Yanıtı çok basit ve örnek olacak cinsten. Oralarda başarılıyız çünkü oralar kimse müdahale etmiyor. Türkiye Paralimpik Komitesi, dünyadaki paralimpik komiteler arasında en saygınlarından biri. Orada; şan, şöhret, para güç peşinde koşan adamlar yok. Tam aksine bu işi bilen, bu işe ömrünü vakfetmiş, cebinden milyonlar harcamış, dünya çapında bu işin üstadı adamlar var. Biliyor musunuz ki, Alman Tenis Federasyonu Başkanı, Almanya’da engelli tenisi için Türkiye Paralimpik Komitesi Başkanı’ndan danışmanlık istiyor. Futbol ve diğer sporlar da o sporun kendi içinden yetişmiş kendini yetiştirmiş, uluslararası tecrübeye sahip, ehil kişilere teslim edilse o başarılar oralarda da olacaktır. Kuşkunuz olmasın.

**************

GENETİK, ATLETİK PROBLEM YOK, SORUN YÖNTEMDE

– Herkes A Milli Takım’ı kurtarmak için bir formül ortaya koyuyor. Sizin formülünüz nedir?

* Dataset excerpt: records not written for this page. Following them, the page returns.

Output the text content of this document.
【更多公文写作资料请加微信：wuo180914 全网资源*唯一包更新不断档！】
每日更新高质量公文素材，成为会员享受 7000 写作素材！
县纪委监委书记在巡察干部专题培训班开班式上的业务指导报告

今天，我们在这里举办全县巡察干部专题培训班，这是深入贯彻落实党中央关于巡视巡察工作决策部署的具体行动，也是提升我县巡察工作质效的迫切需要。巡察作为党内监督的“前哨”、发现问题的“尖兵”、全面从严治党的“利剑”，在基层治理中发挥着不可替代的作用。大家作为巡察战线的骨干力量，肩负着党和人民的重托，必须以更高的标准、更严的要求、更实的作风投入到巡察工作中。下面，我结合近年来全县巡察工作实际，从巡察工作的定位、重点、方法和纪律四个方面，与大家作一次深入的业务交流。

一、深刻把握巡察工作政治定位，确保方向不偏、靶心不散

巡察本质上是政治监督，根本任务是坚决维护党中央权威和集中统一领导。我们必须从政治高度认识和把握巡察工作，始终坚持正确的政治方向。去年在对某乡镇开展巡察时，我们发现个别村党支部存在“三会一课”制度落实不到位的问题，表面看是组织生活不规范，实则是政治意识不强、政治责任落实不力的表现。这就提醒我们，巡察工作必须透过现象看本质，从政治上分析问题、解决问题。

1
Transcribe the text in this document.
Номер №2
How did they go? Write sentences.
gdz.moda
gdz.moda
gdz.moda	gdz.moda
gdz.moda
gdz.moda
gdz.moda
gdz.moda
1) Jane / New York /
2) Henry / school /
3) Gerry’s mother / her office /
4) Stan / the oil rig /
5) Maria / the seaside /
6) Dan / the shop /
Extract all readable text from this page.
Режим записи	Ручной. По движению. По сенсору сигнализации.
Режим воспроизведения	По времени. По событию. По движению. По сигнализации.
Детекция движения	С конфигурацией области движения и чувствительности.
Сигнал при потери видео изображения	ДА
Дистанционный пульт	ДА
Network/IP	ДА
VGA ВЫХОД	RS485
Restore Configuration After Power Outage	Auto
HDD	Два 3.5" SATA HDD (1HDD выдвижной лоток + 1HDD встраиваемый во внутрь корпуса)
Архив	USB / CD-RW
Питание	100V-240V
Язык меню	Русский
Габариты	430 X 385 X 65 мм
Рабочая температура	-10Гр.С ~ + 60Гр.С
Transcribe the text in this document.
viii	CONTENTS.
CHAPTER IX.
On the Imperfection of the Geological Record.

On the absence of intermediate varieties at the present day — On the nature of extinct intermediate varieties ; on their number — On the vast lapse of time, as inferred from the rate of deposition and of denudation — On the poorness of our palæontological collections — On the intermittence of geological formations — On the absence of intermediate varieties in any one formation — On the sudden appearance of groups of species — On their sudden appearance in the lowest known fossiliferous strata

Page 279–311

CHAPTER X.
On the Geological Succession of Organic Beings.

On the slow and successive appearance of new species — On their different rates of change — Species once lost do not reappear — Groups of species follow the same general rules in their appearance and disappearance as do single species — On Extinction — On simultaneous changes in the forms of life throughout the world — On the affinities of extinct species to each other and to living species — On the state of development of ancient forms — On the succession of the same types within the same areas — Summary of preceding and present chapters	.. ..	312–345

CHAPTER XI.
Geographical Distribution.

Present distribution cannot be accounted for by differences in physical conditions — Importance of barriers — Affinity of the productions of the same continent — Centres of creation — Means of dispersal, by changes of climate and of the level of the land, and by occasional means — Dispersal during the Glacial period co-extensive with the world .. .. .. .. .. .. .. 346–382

Bir model seçerseniz ve ısrarla o modeli uygularsınız. İşi ehline verirsiniz. Vizyonu olana teslim edersiniz. Milli takımı geçici formüllerle kurtaramazsınız. Belki bir turnuvaya katılırsınız ama uzun vadeli, kalıcı bir futbol düzeni kuramazsınız. Soru basit. Almanya’daki 3 milyon Türk’ten bir sürü şahane futbolcu çıkıyor. Türkiye’deki 80 milyon Türk’ten niye çıkmıyor? Demek ki, organizasyon kötü. Düşünün ki, Türkiye Süper Ligi alt yapı olarak Almanya’yı kullanıyor çünkü kendi içinden adam çıkmıyor. Beşiktaş’ın yerlileri Alman veya Hollanda kökenli. Galatasaray’ın yerlileri de öyle. Milli Takım bile büyük oranda Almanya’da yetişmiş Türkler. Demek ki genetik bir sorun yok. Atletik bir sorun yok. Sorun yöntemde. Siyaseti de suçlamasın kimse. Onlar aslında iyi niyetle bir şeyler yapmaya çalıştılar. Terim’e verilen unvan ve yetkiler bunu sağlamak içindi. Yapamadı. En azından çıkıp niye yapamadığını anlatırsa, Türk futboluna bir hizmet daha etmiş olur. Mesela niye Faruk Süren veya Ali Şen gibi adamların Federasyon Başkanı olması düşünülmez. Bunlar vizyoner adamlar. Dünya futbolunu bilen adamlar ve organizasyon yetenekleri var.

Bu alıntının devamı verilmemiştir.